India’s publicly financed health expansion creates an operational entry point. Large schemes such as the Ayushman Bharath Pradhan Mantri Jan Arogya Yojana generate high volumes of utilisation data and already shape provider behaviour through reimbursement rules. Integrating digital prescription records into claims processing would allow antibiotic use to be monitored systematically. Linking reimbursement to condition-specific treatment guidelines – aligned with the WHO’s Access, Watch, and Reserve classification – would create direct incentives for rational prescribing. Surveillance data could then feed back into both clinical guidance and payment design, closing a loop that currently remains open.

This health-system alignment does not exhaust the AMR challenge.
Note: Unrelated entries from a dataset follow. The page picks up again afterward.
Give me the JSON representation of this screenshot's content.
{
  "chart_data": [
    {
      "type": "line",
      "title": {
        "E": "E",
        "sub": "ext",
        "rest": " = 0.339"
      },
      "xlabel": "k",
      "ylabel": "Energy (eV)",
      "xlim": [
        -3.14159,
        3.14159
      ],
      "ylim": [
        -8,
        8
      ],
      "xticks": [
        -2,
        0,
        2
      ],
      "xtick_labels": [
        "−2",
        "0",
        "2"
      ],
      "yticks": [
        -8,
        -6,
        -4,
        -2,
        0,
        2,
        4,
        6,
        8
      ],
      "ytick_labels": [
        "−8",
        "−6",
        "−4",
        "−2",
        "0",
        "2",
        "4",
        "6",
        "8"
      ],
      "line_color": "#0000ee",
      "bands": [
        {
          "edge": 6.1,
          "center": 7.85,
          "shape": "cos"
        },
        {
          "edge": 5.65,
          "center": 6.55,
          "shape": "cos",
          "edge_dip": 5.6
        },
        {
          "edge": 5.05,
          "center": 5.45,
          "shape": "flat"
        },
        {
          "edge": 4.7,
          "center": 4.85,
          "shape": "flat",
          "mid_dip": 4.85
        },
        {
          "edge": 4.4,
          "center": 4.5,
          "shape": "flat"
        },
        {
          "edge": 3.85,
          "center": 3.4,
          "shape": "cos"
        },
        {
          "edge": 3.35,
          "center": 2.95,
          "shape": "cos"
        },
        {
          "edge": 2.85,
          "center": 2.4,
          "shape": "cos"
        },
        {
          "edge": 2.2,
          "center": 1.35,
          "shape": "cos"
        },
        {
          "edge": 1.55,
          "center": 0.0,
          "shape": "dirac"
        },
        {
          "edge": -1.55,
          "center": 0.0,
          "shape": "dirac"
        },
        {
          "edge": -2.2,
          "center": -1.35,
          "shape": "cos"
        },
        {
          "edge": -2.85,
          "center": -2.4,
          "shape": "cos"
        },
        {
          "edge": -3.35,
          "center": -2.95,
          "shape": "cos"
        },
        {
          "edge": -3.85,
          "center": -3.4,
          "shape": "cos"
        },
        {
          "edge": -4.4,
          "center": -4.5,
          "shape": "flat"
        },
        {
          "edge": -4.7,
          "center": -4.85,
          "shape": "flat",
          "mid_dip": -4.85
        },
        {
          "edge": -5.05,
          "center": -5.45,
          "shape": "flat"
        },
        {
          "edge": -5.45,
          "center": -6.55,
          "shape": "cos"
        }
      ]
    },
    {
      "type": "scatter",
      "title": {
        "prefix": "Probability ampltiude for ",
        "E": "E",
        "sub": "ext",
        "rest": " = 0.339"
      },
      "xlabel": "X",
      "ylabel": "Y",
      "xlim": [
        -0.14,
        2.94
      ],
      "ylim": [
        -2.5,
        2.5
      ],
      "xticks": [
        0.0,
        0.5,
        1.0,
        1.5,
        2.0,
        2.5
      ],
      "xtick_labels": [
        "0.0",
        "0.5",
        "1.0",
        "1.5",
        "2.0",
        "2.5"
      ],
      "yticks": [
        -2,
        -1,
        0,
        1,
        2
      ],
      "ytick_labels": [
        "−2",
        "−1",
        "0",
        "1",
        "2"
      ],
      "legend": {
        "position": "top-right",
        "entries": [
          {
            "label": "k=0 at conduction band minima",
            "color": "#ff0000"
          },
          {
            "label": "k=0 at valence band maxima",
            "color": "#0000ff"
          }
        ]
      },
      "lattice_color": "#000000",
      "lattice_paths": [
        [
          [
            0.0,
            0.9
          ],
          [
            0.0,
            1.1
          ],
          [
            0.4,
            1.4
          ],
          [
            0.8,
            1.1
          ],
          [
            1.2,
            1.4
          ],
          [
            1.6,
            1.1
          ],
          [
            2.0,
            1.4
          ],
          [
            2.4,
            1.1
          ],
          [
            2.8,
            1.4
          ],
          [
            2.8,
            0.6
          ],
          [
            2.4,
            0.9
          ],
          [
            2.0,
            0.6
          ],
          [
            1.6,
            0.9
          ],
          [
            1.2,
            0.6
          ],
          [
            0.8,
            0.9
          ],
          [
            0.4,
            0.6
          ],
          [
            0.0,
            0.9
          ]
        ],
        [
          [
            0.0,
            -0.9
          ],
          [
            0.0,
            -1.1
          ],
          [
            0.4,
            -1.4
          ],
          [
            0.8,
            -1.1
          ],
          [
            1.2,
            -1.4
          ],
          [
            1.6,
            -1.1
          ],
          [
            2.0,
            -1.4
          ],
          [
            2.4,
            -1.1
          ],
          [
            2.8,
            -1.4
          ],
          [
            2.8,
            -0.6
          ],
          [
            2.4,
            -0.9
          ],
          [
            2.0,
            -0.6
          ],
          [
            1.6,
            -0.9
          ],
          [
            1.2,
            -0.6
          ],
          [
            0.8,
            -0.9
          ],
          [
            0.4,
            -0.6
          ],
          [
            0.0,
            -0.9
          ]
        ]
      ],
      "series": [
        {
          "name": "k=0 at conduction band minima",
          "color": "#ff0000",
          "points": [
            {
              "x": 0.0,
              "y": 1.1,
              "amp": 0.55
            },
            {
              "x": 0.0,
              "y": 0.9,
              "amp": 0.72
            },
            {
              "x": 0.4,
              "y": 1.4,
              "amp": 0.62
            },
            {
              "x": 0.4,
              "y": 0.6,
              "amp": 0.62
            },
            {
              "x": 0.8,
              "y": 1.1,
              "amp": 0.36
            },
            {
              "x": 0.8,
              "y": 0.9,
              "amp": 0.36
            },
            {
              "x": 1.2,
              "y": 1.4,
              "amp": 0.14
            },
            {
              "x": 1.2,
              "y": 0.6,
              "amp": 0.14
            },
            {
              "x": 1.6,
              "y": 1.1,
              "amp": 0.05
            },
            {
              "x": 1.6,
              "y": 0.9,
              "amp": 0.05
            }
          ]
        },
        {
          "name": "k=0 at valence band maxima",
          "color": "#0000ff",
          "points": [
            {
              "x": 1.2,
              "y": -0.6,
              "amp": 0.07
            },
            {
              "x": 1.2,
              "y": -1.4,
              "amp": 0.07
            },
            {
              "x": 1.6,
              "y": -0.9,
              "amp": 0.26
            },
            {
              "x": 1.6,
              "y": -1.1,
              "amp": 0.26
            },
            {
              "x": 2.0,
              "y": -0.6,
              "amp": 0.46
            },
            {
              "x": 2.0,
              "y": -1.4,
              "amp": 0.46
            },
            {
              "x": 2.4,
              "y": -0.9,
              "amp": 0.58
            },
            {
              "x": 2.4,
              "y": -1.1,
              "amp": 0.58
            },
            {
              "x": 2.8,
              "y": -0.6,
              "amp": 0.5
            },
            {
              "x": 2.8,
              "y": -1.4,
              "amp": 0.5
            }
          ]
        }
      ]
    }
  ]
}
System-wide controls – phasing out non-therapeutic antibiotic use in livestock, enforcing wastewater treatment standards in pharmaceutical clusters, and strengthening laboratory accreditation – remain essential complements.

But without institutionalising AMR within UHC mechanisms, these efforts remain fragmented. With it, antimicrobial stewardship becomes part of routine system design rather than an external campaign – linking evidence to incentives, and intent to outcomes

Governance Is the Frontier

India has already built much of the formal architecture to tackle AMR. The challenge now is to translate policy intent into sustained coordination. That shift – from isolated interventions to system design – is the real frontier. It lies in making institutional alignment as central to health policy as drug discovery itself – and in recognising that resilience against resistance is a function of governance, not chance.